Ordena Juzgado en materia administrativa al Ejército entregar información completa de inteligencia sobre el caso Ayotzinapa
Revelan la existencia de más de 800 folios que no habrían sido entregados por el Ejército Mexicano, y que constituía una obstrucción por parte de las autoridades castrenses para la investigación
Francisca Santiaguez
Chilpancingo, Gro., 4 de marzo de 2026.– El Juzgado Quinto de Distrito en Materia Administrativa de la Ciudad de México, a doce años de la desaparición de los 43 normalistas de Ayotzinapa, ordenó a la Secretaría de la Defensa Nacional (DEFENSA) la entrega de la totalidad de la información de inteligencia generada durante el 2014 sobre el caso.
El Poder Judicial Federal pide entregar específicamente 853 folios generados por el Centro Regional de Fusión de Inteligencia “Centro” (CFRI), con sede en Iguala, sobre el caso Ayotzinapa.
Lo anterior al resolver el juicio de amparo 1350/2023, como consecuencia de la demanda promovida en agosto de 2023 por los abogados de las madres y padres de los 43 estudiantes desaparecidos de la Normal Ayotzinapa, durante la noche del 26 de septiembre del 2014 en Iguala.
Los padres denunciaron que las autoridades castrenses omitieron entregar todos los reportes de inteligencia generados durante los hechos, en particular aquellos relacionados con la desaparición de los normalistas.
En las movilizaciones, abogados y padres han informado que los efectivos del 27 batallón de la Defensa con sede en Iguala guardan información clave que pueda llevar al paradero de los estudiantes.
El Grupo Interdisciplinario de Expertos Independientes (GIEI) reveló, en su informe antes de su salida en 2023, que el Ejército Mexicano no entregó más de 800 folios.
Los expertos consideraron que esta omisión representaba una obstrucción por parte de las autoridades castrenses a la investigación.
El 19 de febrero, el órgano jurisdiccional determinó que existe una brecha aproximada de 853 folios del CFRI que las autoridades no han proporcionado, y consideró que resulta necesaria para garantizar una búsqueda efectiva de la verdad.
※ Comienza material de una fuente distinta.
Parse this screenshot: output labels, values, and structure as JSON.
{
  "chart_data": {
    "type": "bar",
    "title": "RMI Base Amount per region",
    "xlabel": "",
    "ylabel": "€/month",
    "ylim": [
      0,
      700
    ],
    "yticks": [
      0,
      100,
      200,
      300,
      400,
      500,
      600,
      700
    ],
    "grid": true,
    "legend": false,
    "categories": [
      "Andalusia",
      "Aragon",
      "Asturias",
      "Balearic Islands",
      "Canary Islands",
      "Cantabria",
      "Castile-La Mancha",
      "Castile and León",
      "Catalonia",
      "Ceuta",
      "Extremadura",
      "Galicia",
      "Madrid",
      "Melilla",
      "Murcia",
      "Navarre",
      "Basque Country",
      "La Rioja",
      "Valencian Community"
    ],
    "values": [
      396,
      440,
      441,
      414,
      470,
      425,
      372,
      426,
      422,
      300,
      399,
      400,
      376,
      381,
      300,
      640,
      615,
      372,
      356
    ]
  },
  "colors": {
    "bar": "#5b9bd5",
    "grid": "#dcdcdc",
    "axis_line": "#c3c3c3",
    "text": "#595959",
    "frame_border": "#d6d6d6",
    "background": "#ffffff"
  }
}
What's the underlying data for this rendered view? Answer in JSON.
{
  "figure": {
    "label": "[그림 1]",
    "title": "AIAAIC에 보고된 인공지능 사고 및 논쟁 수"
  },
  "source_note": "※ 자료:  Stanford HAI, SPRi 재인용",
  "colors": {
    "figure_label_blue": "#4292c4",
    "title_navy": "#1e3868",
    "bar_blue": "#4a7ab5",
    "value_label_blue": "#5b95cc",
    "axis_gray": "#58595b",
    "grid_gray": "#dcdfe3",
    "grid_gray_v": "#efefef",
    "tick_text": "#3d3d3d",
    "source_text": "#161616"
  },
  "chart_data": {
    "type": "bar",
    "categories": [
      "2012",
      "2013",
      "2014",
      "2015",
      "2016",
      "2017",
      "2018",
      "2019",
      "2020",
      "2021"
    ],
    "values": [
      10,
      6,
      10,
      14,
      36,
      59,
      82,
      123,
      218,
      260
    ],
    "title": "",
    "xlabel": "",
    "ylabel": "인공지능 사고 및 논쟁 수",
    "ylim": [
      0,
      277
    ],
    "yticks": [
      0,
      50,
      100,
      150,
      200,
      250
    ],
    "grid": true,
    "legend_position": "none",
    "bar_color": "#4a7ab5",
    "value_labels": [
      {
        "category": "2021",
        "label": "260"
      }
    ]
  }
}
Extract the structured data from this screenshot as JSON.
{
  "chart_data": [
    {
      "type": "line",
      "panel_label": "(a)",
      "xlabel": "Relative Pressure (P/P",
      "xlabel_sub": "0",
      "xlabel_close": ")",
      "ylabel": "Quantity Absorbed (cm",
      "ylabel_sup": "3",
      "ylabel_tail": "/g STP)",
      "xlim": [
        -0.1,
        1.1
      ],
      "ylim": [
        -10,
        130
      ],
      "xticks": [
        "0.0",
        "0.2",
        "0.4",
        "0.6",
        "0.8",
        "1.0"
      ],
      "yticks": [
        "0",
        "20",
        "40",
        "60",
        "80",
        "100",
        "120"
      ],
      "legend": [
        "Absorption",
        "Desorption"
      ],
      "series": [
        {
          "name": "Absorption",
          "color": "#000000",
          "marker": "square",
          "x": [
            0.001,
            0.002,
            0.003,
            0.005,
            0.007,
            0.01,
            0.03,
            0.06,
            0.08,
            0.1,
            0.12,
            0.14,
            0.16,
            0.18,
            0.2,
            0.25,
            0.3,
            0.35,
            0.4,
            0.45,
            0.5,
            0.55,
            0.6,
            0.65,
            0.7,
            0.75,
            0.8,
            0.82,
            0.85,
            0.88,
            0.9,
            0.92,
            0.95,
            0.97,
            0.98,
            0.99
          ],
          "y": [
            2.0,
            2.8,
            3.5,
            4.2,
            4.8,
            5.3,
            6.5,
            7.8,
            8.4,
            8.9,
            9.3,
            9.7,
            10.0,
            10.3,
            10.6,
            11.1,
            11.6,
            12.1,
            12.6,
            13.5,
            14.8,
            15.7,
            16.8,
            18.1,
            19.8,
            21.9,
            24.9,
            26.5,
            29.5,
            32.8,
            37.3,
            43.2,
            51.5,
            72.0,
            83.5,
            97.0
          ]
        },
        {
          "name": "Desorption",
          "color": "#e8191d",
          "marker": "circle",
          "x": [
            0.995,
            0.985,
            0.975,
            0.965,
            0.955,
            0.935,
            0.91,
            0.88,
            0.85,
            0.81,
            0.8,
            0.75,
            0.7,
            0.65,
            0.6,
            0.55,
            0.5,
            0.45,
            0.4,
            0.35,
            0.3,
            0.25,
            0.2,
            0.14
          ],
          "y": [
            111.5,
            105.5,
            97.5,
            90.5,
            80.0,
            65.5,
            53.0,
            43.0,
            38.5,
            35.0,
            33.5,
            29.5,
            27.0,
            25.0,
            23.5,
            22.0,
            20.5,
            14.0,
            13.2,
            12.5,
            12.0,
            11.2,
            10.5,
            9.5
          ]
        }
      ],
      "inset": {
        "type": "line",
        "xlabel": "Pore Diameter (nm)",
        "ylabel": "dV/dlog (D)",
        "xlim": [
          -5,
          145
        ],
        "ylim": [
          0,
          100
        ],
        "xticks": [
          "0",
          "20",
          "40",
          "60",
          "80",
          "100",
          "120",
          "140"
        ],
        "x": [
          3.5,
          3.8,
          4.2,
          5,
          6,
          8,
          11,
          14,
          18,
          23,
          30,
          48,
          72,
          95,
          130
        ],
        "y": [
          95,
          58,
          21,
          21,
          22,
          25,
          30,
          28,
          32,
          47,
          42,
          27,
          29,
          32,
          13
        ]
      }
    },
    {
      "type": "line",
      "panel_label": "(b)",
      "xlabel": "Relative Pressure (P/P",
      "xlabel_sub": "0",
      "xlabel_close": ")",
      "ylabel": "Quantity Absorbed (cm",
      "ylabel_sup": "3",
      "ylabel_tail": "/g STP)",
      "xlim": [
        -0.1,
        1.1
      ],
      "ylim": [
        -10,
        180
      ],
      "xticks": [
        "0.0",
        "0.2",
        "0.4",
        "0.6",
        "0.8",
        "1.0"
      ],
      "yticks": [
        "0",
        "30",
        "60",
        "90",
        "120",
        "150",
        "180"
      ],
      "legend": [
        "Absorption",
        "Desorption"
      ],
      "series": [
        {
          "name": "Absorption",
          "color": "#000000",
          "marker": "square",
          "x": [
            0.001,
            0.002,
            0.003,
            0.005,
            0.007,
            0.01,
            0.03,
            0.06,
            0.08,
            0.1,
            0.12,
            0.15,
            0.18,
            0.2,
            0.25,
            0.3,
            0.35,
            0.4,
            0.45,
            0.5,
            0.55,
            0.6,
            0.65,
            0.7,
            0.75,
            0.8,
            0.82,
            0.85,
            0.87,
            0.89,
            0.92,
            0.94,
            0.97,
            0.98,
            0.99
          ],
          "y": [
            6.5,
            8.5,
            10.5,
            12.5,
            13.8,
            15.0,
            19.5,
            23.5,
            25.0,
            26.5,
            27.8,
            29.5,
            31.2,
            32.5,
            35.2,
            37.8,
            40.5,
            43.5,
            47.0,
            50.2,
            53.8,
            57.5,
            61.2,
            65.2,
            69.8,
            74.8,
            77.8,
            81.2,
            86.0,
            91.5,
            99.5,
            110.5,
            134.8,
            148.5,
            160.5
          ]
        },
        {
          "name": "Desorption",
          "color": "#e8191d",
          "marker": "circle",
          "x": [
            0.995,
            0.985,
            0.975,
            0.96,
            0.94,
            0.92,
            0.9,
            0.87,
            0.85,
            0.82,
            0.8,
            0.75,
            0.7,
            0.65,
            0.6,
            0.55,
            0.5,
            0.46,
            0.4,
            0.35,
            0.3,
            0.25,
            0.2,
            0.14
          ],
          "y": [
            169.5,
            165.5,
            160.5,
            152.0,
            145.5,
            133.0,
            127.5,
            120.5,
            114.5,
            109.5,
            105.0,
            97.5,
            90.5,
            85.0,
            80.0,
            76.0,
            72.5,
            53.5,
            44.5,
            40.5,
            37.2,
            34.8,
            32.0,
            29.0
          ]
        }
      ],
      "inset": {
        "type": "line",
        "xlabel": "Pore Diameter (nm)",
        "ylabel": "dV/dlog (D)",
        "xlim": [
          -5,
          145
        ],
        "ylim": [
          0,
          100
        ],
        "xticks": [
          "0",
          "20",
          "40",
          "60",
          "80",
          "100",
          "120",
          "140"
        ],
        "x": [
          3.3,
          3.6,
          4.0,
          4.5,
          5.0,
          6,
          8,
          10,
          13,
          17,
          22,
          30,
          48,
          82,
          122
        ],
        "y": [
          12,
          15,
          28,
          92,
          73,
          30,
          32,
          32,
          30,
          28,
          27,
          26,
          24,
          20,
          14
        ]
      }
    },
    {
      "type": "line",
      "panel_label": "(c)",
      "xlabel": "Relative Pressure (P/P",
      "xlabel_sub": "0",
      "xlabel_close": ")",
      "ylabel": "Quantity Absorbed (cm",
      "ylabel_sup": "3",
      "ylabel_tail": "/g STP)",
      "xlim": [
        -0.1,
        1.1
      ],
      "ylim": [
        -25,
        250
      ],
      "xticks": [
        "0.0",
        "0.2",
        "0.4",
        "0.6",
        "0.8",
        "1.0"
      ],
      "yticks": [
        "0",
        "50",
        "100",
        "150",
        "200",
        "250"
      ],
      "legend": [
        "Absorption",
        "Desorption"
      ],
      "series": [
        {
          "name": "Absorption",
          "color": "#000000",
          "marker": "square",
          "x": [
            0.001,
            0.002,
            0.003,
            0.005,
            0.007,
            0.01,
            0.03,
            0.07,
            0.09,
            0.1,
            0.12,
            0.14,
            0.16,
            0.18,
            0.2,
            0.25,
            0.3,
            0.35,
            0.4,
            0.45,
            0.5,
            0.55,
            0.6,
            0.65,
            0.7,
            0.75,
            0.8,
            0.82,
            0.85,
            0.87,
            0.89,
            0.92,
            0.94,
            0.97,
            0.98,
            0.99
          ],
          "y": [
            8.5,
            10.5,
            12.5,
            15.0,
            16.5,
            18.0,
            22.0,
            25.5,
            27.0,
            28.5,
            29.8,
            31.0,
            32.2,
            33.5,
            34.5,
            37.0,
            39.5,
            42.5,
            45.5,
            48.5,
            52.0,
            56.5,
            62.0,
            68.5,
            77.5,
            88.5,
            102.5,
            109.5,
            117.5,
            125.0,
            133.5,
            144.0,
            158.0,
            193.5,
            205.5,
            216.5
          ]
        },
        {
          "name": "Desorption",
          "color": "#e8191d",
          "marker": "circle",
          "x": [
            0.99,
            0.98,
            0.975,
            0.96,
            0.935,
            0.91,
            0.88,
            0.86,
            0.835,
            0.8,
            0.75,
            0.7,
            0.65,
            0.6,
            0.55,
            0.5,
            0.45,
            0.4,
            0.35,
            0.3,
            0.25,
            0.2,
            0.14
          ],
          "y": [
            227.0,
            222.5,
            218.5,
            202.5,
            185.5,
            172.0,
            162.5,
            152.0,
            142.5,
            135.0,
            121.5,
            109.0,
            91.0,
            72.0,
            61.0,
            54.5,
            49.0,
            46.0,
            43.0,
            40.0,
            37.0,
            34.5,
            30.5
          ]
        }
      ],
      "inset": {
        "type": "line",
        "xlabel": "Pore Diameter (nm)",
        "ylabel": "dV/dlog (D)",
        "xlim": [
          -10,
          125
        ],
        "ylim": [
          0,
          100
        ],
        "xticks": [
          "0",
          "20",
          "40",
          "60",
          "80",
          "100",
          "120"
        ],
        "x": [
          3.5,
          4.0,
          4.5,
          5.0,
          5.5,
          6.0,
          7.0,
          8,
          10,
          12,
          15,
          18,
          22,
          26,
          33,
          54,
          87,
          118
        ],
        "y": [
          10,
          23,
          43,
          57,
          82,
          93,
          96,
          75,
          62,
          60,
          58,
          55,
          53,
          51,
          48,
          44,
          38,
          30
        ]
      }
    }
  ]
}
La sentencia establece que la falta de continuidad en los documentos no acredita su inexistencia, sino que constituye un indicio de que la información obra en poder de las autoridades militares, por lo que deben entregarla.
Los padres de familia demandaron el incumplimiento del Decreto Presidencial de 2018 que obliga a las dependencias federales a colaborar plenamente en el esclarecimiento del caso.
De acuerdo con la información emitida por el Centro de Derechos Humanos de La Montaña (Tlachinollan), los padres de familia señalaron directamente a la Secretaría de la Defensa Nacional, particularmente a sus instancias de inteligencia, por el ocultamiento de los documentos.
El GIEI documentó en su investigación que tuvo acceso a comunicaciones internas del Ejército elaboradas por el CFRI en 2014, sobre el seguimiento a los estudiantes antes, durante y después de los hechos del 26 y 27 de septiembre en Iguala. Sin embargo, los folios entregados estaban incompletos, lo que evidenció documentación faltante presuntamente retenida por la institución militar.
El juzgado también estableció que la información no puede clasificarse como confidencial o secreta, dado el interés preponderante de las víctimas y de la sociedad en conocer la verdad sobre lo ocurrido el 26 de septiembre de 2014.
En el mismo proceso, un Tribunal Colegiado ya había ordenado en septiembre de 2023 al Ejército abstenerse de destruir, depurar, eliminar, esconder u ocultar cualquier información relacionada con el caso.